THE UNHOLY NIGHT
(director: Lionel Barrymore; screenwriters: from the play by Jacques Feyder/story by Ben Hecht/Edwin Justin Mayer/Joseph Farnham/Dorothy Farnum; cinematographer: Ira Morgan; editor: Grant Whytock; music: William Axt; cast: Polly Moran (Polly, maid), George Cooper (Frey, former orderly & current servant of Montague), Sojin (The seance seer), Natalie Moorhead (Lady Violet Montague), John Miljan (Major Mallory), Boris Karloff (Abdul Mohammed Bey – the Hindu Lawyer), Ernest Torrence (Dr. Ballou), Roland Young (Lord Montague), Dorothy Sebastian (Lady Efra Cavendar), Clarence Geldert (Inspector Lewis), Claude Fleming (Sir James Rumsey, chief inspector), Richard Tucker (Col. Davidson), John Loder (Capt. Dorchester), Philip Strange (Lieut. Williams), John Roche (Lieut. Savor), Sydney Jarvis (Jordan, The Butler); Runtime: 94; MPAA Rating: NR; producer: ; MGM; 1929)
“it’s winsome as an old-fashioned crime drama.”
Reviewed by Dennis Schwartz
More suited to its original Jacques Feyder play roots than to the screen. It’s murky, creaky, too talky, too stagey and trips over its plot lines. But, ‘what the hell,’ it’s winsome as an old-fashioned crime drama. American noted actor Lionel Barrymore(“Ten Cents A Dance”/”Madame X”/”The Rogue Song”), more known for his acting than directing, tries his hand at directing and stumbles when he turns to the seances, but otherwise does a fine job of letting the talented cast do their acting thing. It’s based on a story by Ben Hecht. The writers are Edwin Justin Mayer, Joseph Farnham and Dorothy Farnum.

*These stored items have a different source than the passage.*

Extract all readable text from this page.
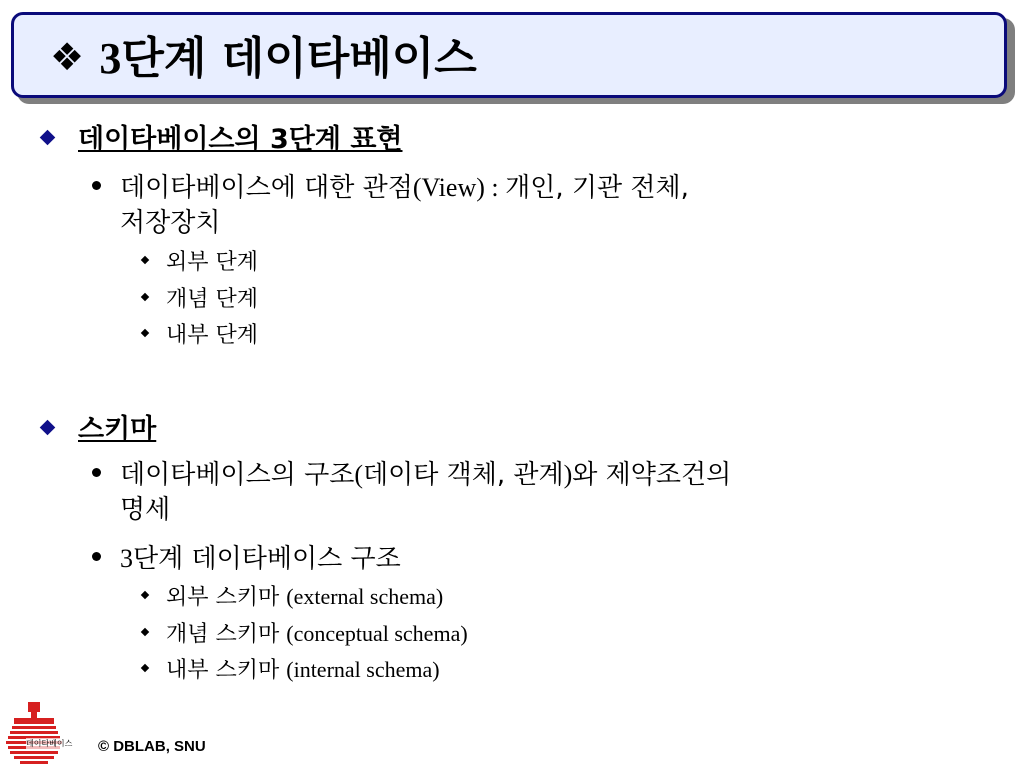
❖ 3단계 데이타베이스
데이타베이스의 3단계 표현
데이타베이스에 대한 관점(View) : 개인, 기관 전체,
저장장치
외부 단계
개념 단계
내부 단계
스키마
데이타베이스의 구조(데이타 객체, 관계)와 제약조건의
명세
3단계 데이타베이스 구조
외부 스키마 (external schema)
개념 스키마 (conceptual schema)
내부 스키마 (internal schema)
데이타베이스 © DBLAB, SNU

In the London pea-soup fog, an unknown killer has knocked off four members of the same 1915 British military regiment, in Gallipoli, but the fifth potential vic Lord Montague (Roland Young) escapes from being strangled and winds up in Scotland Yard. The chief investigator Sir James Ramsey (Claude Fleming) has the ten surviving regiment officers brought to Montague’s estate for safety and questioning. Also at home is Montague’s occult follower sister, Lady Violet (Natalie Moorhead), and her future hubby, the research scientist, Dr. Ballou (Ernest Torrence), who are holding a seance to communicate with the dead. Soon an hysterical Lady Efra Cavendar (Dorothy Sebastian) runs into the estate wondering if she’s too late to stop another murder. Lady Efra is the wealthy daughter of Major Cavendish, a disgraced officer booted from the fourth regiment for card cheating and since then has hated those fellow officers. Tagging along with Ladt Efra is the Hindu lawyer Abdul Mohammed Bey (Boris Karloff), who informs us that Cavendish has died and reads his disturbed client’s will that bequeaths one million pounds to the lone surviving officer from his old regiment.
The drawing room thriller is a claustrophobic affair, set primarily in the wisecracking brandy and soda drinking spacious home of Lord Montague. Suffering from a stodginess due to its theatrical roots, nevertheless the movie has enough twists to keep you guessing until the climax who is the culprit.